Other things that you can generally do to help her in her studies is to make sure that your daughter does not study in a room with too many distractions such as people talking, television, too many toys around etc. Break her main task into smaller tasks so that she can understand them better and is also not distracted. Let her know what she can do once she finishes her work, which will help as an incentive. You can also assess if she is getting ample sleep, nutrition and is not disturbed by any family issues and stressors. All these things can also affect children's ability to pay attention and learn. Work closely with the school to come up with a joint strategy, which is followed both at the school and at home. Suggest to the teacher to have your daughter sit in the front row, so the teacher can bring her attention back to the task; divide her tasks in smaller tasks, encourage her consistently, etc.

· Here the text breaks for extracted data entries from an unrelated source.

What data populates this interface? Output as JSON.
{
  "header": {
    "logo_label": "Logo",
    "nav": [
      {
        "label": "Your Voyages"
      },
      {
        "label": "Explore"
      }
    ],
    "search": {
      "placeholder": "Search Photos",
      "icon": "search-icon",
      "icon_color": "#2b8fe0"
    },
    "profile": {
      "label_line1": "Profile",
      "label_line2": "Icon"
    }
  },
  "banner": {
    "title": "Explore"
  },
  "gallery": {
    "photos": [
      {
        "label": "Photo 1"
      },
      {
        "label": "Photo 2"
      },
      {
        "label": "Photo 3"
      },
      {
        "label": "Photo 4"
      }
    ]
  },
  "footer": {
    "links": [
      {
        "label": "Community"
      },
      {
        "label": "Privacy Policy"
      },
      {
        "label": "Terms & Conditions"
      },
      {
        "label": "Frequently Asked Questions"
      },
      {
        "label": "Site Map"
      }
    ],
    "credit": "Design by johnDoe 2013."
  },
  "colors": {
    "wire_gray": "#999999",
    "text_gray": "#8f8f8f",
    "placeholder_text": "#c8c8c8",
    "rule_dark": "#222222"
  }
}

You may also want to keep in mind the fact that you daughter is in the adolescent age (roughly starting around ten years and above), where many children go through a series of normal emotional, physical and social changes. As a result of these changes there may be more interest in peers; less interest in studies, spending time with family and adults; frequent arguments and need to exert their own individuality and identity etc. The adolescent period can be overwhelming for adolescents, especially if they lack correct information about the changes that they are experiencing or/and if they feel that there is no one that they can communicate with. It might help if you talk to your daughter in an open and friendly manner about these changes. Make sure to do it in a manner that allows her the space to talk rather than it being a lecture. Validate and normalize her feelings and let her know that she can talk to you if there is something bothering her or if she has any questions related to growing up. By communicating openly, you will be giving her an opportunity to discuss and share with you in case she is bothered about something and going through a difficult time.

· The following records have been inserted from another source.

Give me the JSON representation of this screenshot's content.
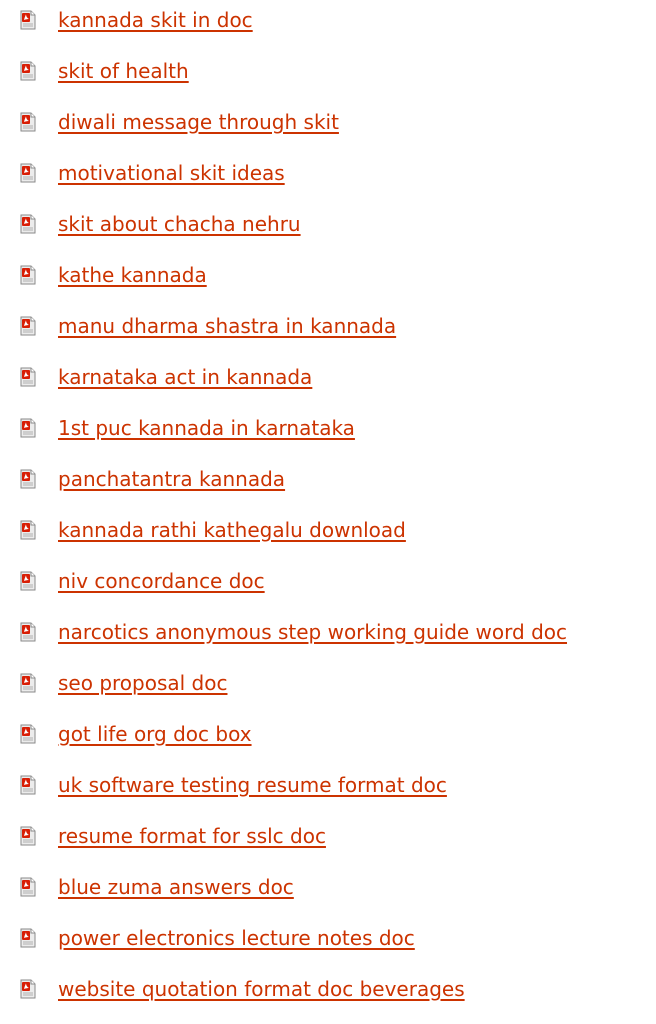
{
  "colors": {
    "link": "#cc3300",
    "icon_red": "#d81e05",
    "icon_page": "#e8e8e8"
  },
  "icons": {
    "document": "pdf-document-icon"
  },
  "links": [
    {
      "label": "kannada skit in doc"
    },
    {
      "label": "skit of health"
    },
    {
      "label": "diwali message through skit"
    },
    {
      "label": "motivational skit ideas"
    },
    {
      "label": "skit about chacha nehru"
    },
    {
      "label": "kathe kannada"
    },
    {
      "label": "manu dharma shastra in kannada"
    },
    {
      "label": "karnataka act in kannada"
    },
    {
      "label": "1st puc kannada in karnataka"
    },
    {
      "label": "panchatantra kannada"
    },
    {
      "label": "kannada rathi kathegalu download"
    },
    {
      "label": "niv concordance doc"
    },
    {
      "label": "narcotics anonymous step working guide word doc"
    },
    {
      "label": "seo proposal doc"
    },
    {
      "label": "got life org doc box"
    },
    {
      "label": "uk software testing resume format doc"
    },
    {
      "label": "resume format for sslc doc"
    },
    {
      "label": "blue zuma answers doc"
    },
    {
      "label": "power electronics lecture notes doc"
    },
    {
      "label": "website quotation format doc beverages"
    }
  ]
}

6. My son is really weak in maths he will be 17 this october and he just can't solve even a 4rth grade math problem but he's really good in other subjects and he can speak fluent english there any chance that he can finish his school without mathematics ? I want to know what subjects are there in your syllabus

Gender: Male Age: 14 to 18 Category: Lack of Attention, Concentration and Learning

Response: Thank you for sharing your concern. Please write to the curriculum and exam department given on this web address since ‘Ask The Expert' page is for queries related to emotional and behavioral issues of children. You may also speak to the school administration directly.

I also want you to have your son tested for ‘learning disabilities' since he may have a specific learning issue in which children find mathematics difficult. If this is the case, your son may benefit from remedial education services offered by institutions specializing in learning disabilities. Since you are based in Karachi, I encourage you to visit the services offered by READ,

7. Please provide student friendly, healthy and cooperative environment. More emphasizes on practically rather than theoretically

Gender: Female Age: 9 to 13 Category: Others

Response: Thank you for sharing your concern. The APSACS system puts a lot of emphasis on creating a more conducive learning environment where practical approaches are also part of the teaching methodology. We suggest that if you have an particular observation and feedback regarding this, you share these concerns directly with the Principal and section head of the school or write to the relevant department given on this web address

‘Ask The Expert' page is for queries related to emotional and behavioral issues of children.

8. how to mentain behaviour of my child

9. he always fight

Response: The information provided is insufficient to guide you. We would need to know details of the behavior that you want to maintain and what you are currently doing to manage it.